Label Manipulator akan Berdampak Besar, Trump Masih Santai

( words)
Presiden AS, Donald Trump SP/Lw


SURABAYAPAGI.com - Presiden Amerika Serikat telah melabeli China sebagai manipulator mata uang, label itu turun pasca mata uang yuan China, yang anjlok hingga menempati angka 7. Sebelumnya, kedua Negara ekonomi terbesar dunia telah mengadakan pertemuan pertamannya selama gencatan senjata dan saat itu juga gencatan senjata berakhir.

Trump yang menganggap bahwa pertemuan tersebut tidak memberikan hasil yang baik, dirinya melayangkan kebijakan kenaikan tarif sebesar 10 persen pada produk impor China senilai US$300 miliar pada 1 September mendatang.

Atas pelabelan itu, Bank Sentral China mengatakan keputusan tersebut sangat merusak tatanan keuangan internasional dan menyebabkan kekacauan di pasar keuangan. Keputusan Washington untuk meningkatkan ketegangan mata uang pada hari Senin juga dinilai Beijing akan menghambat pemulihan dan perdagangan global.

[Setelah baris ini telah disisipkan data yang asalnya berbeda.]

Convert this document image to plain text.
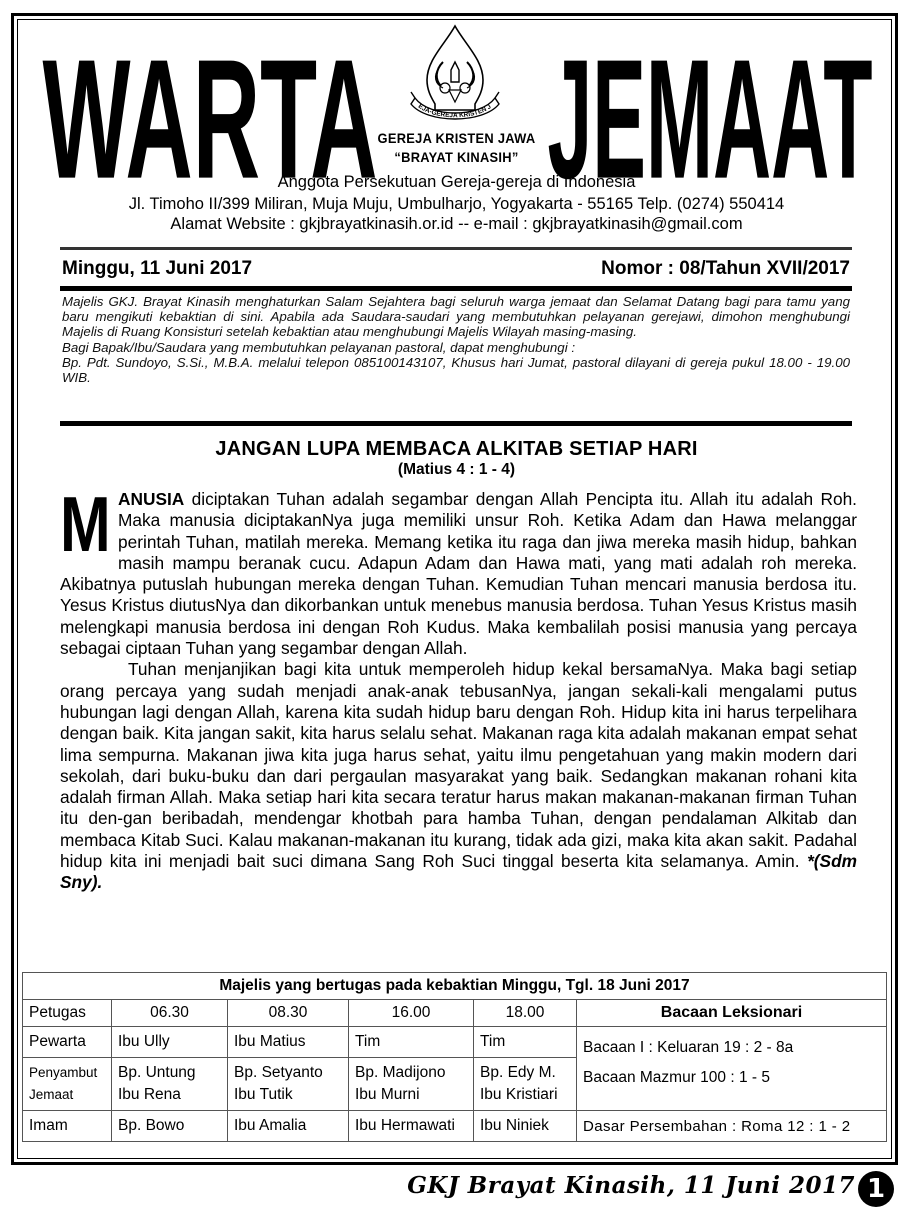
WARTA JEMAAT
EJA-GEREJA KRISTEN J
GEREJA KRISTEN JAWA
“BRAYAT KINASIH”
Anggota Persekutuan Gereja-gereja di Indonesia
Jl. Timoho II/399 Miliran, Muja Muju, Umbulharjo, Yogyakarta - 55165 Telp. (0274) 550414
Alamat Website : gkjbrayatkinasih.or.id -- e-mail : gkjbrayatkinasih@gmail.com
Minggu, 11 Juni 2017	Nomor : 08/Tahun XVII/2017

Majelis GKJ. Brayat Kinasih menghaturkan Salam Sejahtera bagi seluruh warga jemaat dan Selamat Datang bagi para tamu yang baru mengikuti kebaktian di sini. Apabila ada Saudara-saudari yang membutuhkan pelayanan gerejawi, dimohon menghubungi Majelis di Ruang Konsisturi setelah kebaktian atau menghubungi Majelis Wilayah masing-masing.

Bagi Bapak/Ibu/Saudara yang membutuhkan pelayanan pastoral, dapat menghubungi :

Bp. Pdt. Sundoyo, S.Si., M.B.A. melalui telepon 085100143107, Khusus hari Jumat, pastoral dilayani di gereja pukul 18.00 - 19.00 WIB.

JANGAN LUPA MEMBACA ALKITAB SETIAP HARI
(Matius 4 : 1 - 4)

MANUSIA diciptakan Tuhan adalah segambar dengan Allah Pencipta itu. Allah itu adalah Roh. Maka manusia diciptakanNya juga memiliki unsur Roh. Ketika Adam dan Hawa melanggar perintah Tuhan, matilah mereka. Memang ketika itu raga dan jiwa mereka masih hidup, bahkan masih mampu beranak cucu. Adapun Adam dan Hawa mati, yang mati adalah roh mereka. Akibatnya putuslah hubungan mereka dengan Tuhan. Kemudian Tuhan mencari manusia berdosa itu. Yesus Kristus diutusNya dan dikorbankan untuk menebus manusia berdosa. Tuhan Yesus Kristus masih melengkapi manusia berdosa ini dengan Roh Kudus. Maka kembalilah posisi manusia yang percaya sebagai ciptaan Tuhan yang segambar dengan Allah.

Tuhan menjanjikan bagi kita untuk memperoleh hidup kekal bersamaNya. Maka bagi setiap orang percaya yang sudah menjadi anak-anak tebusanNya, jangan sekali-kali mengalami putus hubungan lagi dengan Allah, karena kita sudah hidup baru dengan Roh. Hidup kita ini harus terpelihara dengan baik. Kita jangan sakit, kita harus selalu sehat. Makanan raga kita adalah makanan empat sehat lima sempurna. Makanan jiwa kita juga harus sehat, yaitu ilmu pengetahuan yang makin modern dari sekolah, dari buku-buku dan dari pergaulan masyarakat yang baik. Sedangkan makanan rohani kita adalah firman Allah. Maka setiap hari kita secara teratur harus makan makanan-makanan firman Tuhan itu den-gan beribadah, mendengar khotbah para hamba Tuhan, dengan pendalaman Alkitab dan membaca Kitab Suci. Kalau makanan-makanan itu kurang, tidak ada gizi, maka kita akan sakit. Padahal hidup kita ini menjadi bait suci dimana Sang Roh Suci tinggal beserta kita selamanya. Amin. *(Sdm Sny).

Majelis yang bertugas pada kebaktian Minggu, Tgl. 18 Juni 2017
Petugas	06.30	08.30	16.00	18.00	Bacaan Leksionari
Pewarta	Ibu Ully	Ibu Matius	Tim	Tim	Bacaan I : Keluaran 19 : 2 - 8a
Bacaan Mazmur 100 : 1 - 5

Penyambut
Jemaat

Bp. Untung
Ibu Rena

Bp. Setyanto
Ibu Tutik

Bp. Madijono
Ibu Murni

Bp. Edy M.
Ibu Kristiari

Imam	Bp. Bowo	Ibu Amalia	Ibu Hermawati	Ibu Niniek	Dasar Persembahan : Roma 12 : 1 - 2
GKJ Brayat Kinasih, 11 Juni 2017 1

"China belum menggunakan dan tidak akan menggunakan nilai tukar sebagai alat untuk menangani sengketa perdagangan," ujar PBOC dalam sebuah pernyataan di situs webnya.

Hal itu dikatakan Bank Rakyat China (PBOC) dalam tanggapan resmi pertama negara tersebut terhadap salvo AS terbaru dalam perang perdagangan kedua pihak yang meningkat cepat.

"China menyarankan Amerika Serikat untuk mengendalikan kudanya sebelum jatuh ke jurang, dan waspada akan kesalahannya, dan berbalik dari jalan yang salah," bunyi pernyataan tersebut.

Meski demikian, AS masih santai dan tak khawatir akan perang dagang yang berlaur-larut dengan China, dan menganggap bahwa sejumlah besar uang dari China dan negara lain tetap mengalir ke dalam ekonomi AS.

MeskiTrump mengecilkan arti perang dagang, namun Presiden Bank Sentral negara bagian StLouis, James Bullard mengatakan, bank sentral AS mungkin akan terjebak dengan lingkungan perdagangan global yang bergejolak selama bertahun-tahun.

"Saya pikir ketidakpastian rezim perdagangan tinggi saat ini," kata Bullard pada acara makan siang National Economist Club.

Dia memperkirakan ketidakpastian itu belum akan hilang dalam waktu dekat.

Perang perdagangan antara Donald Trump dan China terlihat akan menjadi sebuah pertempuran yang akan berlangsung selamanya, bagaikan terowongan yang tak berujung, tidak ada langkah yang jelas untuk mencapai sebuah resolusi.

Meskipun berbagai janji dan perundingan akan terus dilakukan namun aksi serang balas juga tak akan terelakkan, menjadikan penerangan jalan pintas perang dagang seketika padam.